Yesterday, I talked about trust as the essence of agile software development. Today, I want to talk about a lack of trust as the scourge of traditional heavyweight software engineering methods.
When we started out to create MSF for CMMI Process Improvement, it was known by the codename "MSF Formal". The business plan called for two methods - one agile, one CMMI Level 3. These had been identified by market research as areas of interest to our core customers for Visual Studio products - IT departments and CIO's. It was assumed (we now know wrongly) that they were two ends of a spectrum - opposites. Agile wasn't formal and formal wasn't agile. That of course is correct. We associated formal with American aerospace and defense contracting and government contracting. We associated it with existing CMMI adopters. And hence assumed "formal" and CMMI were synonymous. Of course, we don't see aerospace and defense as a big market for Visual Studio Team System this time around - v2.0 in 2007 maybe ;-). Sure there is Microsoft platform development in that world but as a percentage of market share for Team System, it is a small market. Our core market is IT departments and outsource vendors.
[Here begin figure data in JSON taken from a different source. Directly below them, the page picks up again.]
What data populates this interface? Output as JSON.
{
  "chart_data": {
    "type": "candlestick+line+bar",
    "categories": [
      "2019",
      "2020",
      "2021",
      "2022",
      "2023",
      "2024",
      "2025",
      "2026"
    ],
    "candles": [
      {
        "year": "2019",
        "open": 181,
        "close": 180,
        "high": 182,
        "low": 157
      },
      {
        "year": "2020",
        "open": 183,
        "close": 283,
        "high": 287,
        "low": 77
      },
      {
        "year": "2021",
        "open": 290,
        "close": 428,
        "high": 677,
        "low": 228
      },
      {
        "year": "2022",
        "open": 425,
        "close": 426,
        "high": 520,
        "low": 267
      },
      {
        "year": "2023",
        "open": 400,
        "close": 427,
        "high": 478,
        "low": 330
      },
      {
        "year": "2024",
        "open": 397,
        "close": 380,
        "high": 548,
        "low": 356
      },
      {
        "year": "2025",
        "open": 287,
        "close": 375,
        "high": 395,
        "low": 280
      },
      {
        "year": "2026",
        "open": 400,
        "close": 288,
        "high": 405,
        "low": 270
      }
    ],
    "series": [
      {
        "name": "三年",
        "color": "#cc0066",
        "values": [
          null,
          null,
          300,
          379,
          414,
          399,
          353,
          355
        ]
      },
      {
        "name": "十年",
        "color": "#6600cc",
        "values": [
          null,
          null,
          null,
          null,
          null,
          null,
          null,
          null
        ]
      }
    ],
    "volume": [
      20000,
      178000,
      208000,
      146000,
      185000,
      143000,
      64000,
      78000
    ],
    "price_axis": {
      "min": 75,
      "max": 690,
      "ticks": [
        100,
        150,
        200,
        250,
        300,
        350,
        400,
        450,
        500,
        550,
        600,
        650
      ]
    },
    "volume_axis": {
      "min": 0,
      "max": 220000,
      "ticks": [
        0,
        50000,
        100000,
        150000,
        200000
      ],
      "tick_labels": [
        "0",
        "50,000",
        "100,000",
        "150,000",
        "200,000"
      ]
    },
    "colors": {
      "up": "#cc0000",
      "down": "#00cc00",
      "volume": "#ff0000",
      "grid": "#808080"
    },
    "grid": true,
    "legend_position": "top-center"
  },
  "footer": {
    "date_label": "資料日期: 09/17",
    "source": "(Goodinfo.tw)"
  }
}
What we assumed was that those who wanted to adopt formal quality assurance, needed a formal method like those used in American defense and government contracting. We even had internal evangelization presentations that described "MSF Formal" as having "all the knobs on 11" - where the knobs were documentation, gates and signoffs, verification steps and so forth. We identified these as aspects of a trustless environment. We talked of "MSF Formal" as a "low trust method". Where there is low trust, there must be documentation, verification, audit and potentially punishment. Where there is a lack of trust, there is fear. Where there is fear, there is a lot of people taking cover and protecting themselves. Such protection is waste - muda. It takes the form of overly long schedules, overly detailed specifications, precise plans and elaborate change procedures to track all of the changes, audit trails and assigned accountability and responsibility - there must be a scapegoat.
We all know that waterfall is bad. I've been preaching that large batch sizes are bad for years now on this site. However, not all formal development is waterfall in nature but it can still be bad from an economic perspective because it is riddled with fear and fear breeds lots of waste. We anecdotally describe these processes as "heavyweight". What we really mean is "lacking in trust." Methodologies can be iterative and have lots of feedback and understand people and their psychology but if they encourage and breed fear and leave out trust then there are still likely to be heavyweight and wasteful. By holding a mirror to the problem, we see in reflection, trust as the essence of agile.
Luckily, we had an epiphany and gained a deeper, better understanding of the CMMI before it was too late. We didn't go and create a heavyweight, formal process with all the trust taken out. That wouldn't have been doing our market any favors. We wouldn't have been adding value. No CIO in his right mind wants a wasteful heavyweight process even if it does gain him a CMMI Level 3 badge to brag about on the golf course on Saturday mornings. What we are delivering shows that formal quality assurance and agility are compatible because trust can be part of it. But we should have known that already. It was Deming's mantra - drive out fear! Drive out fear! DRIVE OUT FEAR!